Auf der einen Seite gewährleistet die positive Glaubensfreiheit die Freiheit, sich einen Glauben anzueignen (forum internum) und diesen nach außen zu praktizieren (forum externum). Als Gegenstück garantiert Art. 4 Abs. 1 GG "umgekehrt die Freiheit, kultischen Handlungen eines nicht geteilten Glaubens fernzubleiben" (RdNr. 34). Eng verknüpft ist die negative Glaubensfreiheit dabei mit dem Gebot der staatlichen Neutralität. Der Staat kann nämlich nur dann eine friedliche Koexistenz der Religionen gewährleisten, wenn er selbst neutral bleibt.

3. Ist das Kreuz nach der Senatsmehrheit kein Ausdruck religiöser Überzeugungen, sondern nur Ausdruck der albländischen Kultur? Ist der Schutzbereich vorliegend nicht eröffnet?

Nein, das ist nicht der Fall!

Nach der Senatsmehrheit handelt es sich bei den strittigen Kreuzen um ein spezifisches Glaubenssymbol des Christentums. Zwar hat das Christentum über Jahrhunderte die abendländische Kultur geprägt, jedoch bleibt es Bezugspunkt des christlichen Glaubens. Es ist "geradezu Glaubenssymbol schlechthin" (RdNr. 44). Eine andere Auffassung käme der "Profanisierung des Kreuzes" gleich. Der Schutzbereich ist daher eröffnet. Die Senatsminderheit hielt das Kreuz demgegenüber nur für ein unspezifisches abendländisches Kultursymbol.

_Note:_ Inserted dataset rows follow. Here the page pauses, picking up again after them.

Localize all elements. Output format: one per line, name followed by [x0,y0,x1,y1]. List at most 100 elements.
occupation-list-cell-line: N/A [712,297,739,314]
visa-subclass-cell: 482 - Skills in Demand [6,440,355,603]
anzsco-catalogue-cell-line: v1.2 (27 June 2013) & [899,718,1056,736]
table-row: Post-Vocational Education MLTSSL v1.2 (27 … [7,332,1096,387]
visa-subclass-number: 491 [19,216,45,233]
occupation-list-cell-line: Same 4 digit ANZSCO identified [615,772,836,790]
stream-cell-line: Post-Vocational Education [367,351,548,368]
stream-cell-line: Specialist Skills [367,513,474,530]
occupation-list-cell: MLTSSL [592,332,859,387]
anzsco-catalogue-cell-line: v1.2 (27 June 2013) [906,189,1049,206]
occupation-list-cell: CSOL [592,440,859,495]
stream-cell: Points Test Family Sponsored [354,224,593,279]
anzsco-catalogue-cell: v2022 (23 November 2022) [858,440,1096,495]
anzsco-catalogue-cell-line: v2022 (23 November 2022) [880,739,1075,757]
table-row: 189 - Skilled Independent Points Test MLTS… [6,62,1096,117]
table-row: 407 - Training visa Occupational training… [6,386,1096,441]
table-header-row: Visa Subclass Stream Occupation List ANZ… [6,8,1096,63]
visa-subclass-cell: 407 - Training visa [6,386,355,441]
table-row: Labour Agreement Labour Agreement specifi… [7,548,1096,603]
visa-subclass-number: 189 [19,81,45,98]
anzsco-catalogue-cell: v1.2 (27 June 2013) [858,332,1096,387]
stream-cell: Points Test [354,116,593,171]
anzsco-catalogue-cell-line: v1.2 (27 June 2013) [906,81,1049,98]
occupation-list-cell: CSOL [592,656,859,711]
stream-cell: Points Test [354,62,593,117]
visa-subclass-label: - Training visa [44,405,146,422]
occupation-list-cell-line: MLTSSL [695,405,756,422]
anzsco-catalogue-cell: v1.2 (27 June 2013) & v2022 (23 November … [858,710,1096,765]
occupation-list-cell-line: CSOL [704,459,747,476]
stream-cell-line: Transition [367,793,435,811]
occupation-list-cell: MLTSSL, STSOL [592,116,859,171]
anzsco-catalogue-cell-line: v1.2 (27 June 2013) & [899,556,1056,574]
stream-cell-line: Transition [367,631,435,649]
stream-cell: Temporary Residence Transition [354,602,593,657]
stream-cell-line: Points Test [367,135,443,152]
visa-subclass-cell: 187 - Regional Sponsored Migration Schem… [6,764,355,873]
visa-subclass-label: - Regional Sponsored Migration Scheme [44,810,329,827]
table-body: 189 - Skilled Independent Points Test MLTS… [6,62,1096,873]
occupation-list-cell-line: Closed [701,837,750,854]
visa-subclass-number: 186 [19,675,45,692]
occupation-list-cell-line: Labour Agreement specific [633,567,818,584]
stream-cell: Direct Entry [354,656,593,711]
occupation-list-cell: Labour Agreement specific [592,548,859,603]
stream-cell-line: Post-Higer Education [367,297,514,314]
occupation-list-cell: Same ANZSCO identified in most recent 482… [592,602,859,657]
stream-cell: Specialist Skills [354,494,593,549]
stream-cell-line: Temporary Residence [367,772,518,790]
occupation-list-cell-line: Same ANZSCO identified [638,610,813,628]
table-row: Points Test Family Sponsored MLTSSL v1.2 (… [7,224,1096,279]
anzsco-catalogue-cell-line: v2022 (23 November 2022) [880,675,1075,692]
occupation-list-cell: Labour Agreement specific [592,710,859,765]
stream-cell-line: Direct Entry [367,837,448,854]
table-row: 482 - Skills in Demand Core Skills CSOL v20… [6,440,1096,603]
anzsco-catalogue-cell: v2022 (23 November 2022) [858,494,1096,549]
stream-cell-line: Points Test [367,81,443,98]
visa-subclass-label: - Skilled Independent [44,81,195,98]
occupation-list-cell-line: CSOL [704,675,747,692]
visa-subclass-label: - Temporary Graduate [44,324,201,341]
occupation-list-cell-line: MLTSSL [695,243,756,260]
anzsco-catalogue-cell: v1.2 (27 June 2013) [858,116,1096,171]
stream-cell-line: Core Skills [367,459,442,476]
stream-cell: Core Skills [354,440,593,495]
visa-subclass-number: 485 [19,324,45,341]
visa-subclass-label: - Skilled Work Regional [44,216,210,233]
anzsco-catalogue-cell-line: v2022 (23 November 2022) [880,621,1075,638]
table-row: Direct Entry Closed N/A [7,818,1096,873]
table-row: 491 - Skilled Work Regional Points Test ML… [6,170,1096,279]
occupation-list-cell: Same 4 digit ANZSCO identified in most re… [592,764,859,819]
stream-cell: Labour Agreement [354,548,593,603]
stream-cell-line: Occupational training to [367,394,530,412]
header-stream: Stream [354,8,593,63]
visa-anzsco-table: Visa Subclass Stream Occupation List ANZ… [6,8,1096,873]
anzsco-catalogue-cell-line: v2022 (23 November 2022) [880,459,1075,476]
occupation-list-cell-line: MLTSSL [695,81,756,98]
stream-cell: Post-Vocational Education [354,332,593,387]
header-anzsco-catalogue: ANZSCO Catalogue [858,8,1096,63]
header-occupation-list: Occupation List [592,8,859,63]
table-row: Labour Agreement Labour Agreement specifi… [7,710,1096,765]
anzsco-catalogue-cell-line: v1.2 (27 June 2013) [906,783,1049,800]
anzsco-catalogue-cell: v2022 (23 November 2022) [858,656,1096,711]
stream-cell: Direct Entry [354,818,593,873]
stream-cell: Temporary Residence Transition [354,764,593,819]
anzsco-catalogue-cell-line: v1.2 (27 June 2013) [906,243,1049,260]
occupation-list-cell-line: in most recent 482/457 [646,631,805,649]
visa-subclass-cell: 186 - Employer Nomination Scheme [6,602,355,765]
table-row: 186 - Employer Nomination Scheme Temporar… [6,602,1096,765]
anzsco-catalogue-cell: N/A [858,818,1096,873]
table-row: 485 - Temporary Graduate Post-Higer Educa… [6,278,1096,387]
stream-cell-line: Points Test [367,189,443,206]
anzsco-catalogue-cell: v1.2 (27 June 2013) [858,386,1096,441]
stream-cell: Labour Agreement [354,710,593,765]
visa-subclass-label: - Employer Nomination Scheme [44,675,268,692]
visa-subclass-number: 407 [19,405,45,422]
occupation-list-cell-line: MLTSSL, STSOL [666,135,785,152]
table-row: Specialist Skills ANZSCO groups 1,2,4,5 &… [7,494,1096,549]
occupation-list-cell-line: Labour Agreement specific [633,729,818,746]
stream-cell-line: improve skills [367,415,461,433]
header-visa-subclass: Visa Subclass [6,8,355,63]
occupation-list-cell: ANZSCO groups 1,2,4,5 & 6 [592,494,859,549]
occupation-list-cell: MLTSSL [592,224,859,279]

4. Hängt von der Bedeutung und Wirkung des Kreuzes auf die Schulkinder ab, ob ein Eingriff durch das im Klassenzimmer hängende Kreuz vorliegt?

Ja, in der Tat!

Besonders die Eingriffsschwelle ist in Kruzifix-Entscheidungen Gegenstand kontroverser Diskussion. Dem Kreuz im Klassenzimmer sei gerade wegen der unausweichlichen Situation eine Eingriffsintensität zuzumessen. Demgegenüber wird argumentiert, dass das Kreuz keine Verhaltenserwartung der Schüler hervorruft und der Einfluss nur gering ist. Nachdem die italienische Regierung Berufung eingelegt hatte, verneinte die Große Kammer des EGMR schließlich, dass das Kreuz Einfluss auf die Schüler habe (EGMR, Rs. 30814/06, Urt. v. 18.03.2011). Gerade an diesen Stellen bedarf es in der Klausur der Verwertung der Sachverhaltsinformationen mit eigenständiger Argumentation! Vertretbar ist hier recht viel.

5. Liegt ein Eingriff in die negative Glaubensfreiheit des S vor, aufgrund der Unausweichlichkeit die hinsichtlich des Lernens "unter dem Kreuz" besteht?

Ja!

Die Senatsmehrheit maß dem Kreuz einen appellativen Charakter zu. Zudem trifft die Wirkung des Kreuzes auf junge Schüler, die einer mentalen Beeinflussung besonders zugänglich sind.Deshalb ist die Eingriffsschwelle nach der Senatsmehrheit überschritten. Gerade, dass die Ausführungen des BVerfG an dieser Stelle recht dünn blieben, rief enorme Kritik in der juristischen Literatur hervor. Hauptkritikpunkt war, dass vom Kreuz keine Verhaltenserwartung an die Schüler ausging.

6. Kann der Eingriff gerechtfertigt werden, da S auch im Alltag außerhalb der Schule mit Kreuzen konfrontiert wird?

Nein, das ist nicht der Fall!

Die Konfrontation im Alltag mit dem Kreuz hat nach der Senatsmehrheit „nicht denselben Grad von Unausweichlichkeit“ (RdNr. 39). Vielmehr werden die Schüler von Seiten des Staats im Unterricht gezwungen, „unter dem Kreuz“ zu lernen.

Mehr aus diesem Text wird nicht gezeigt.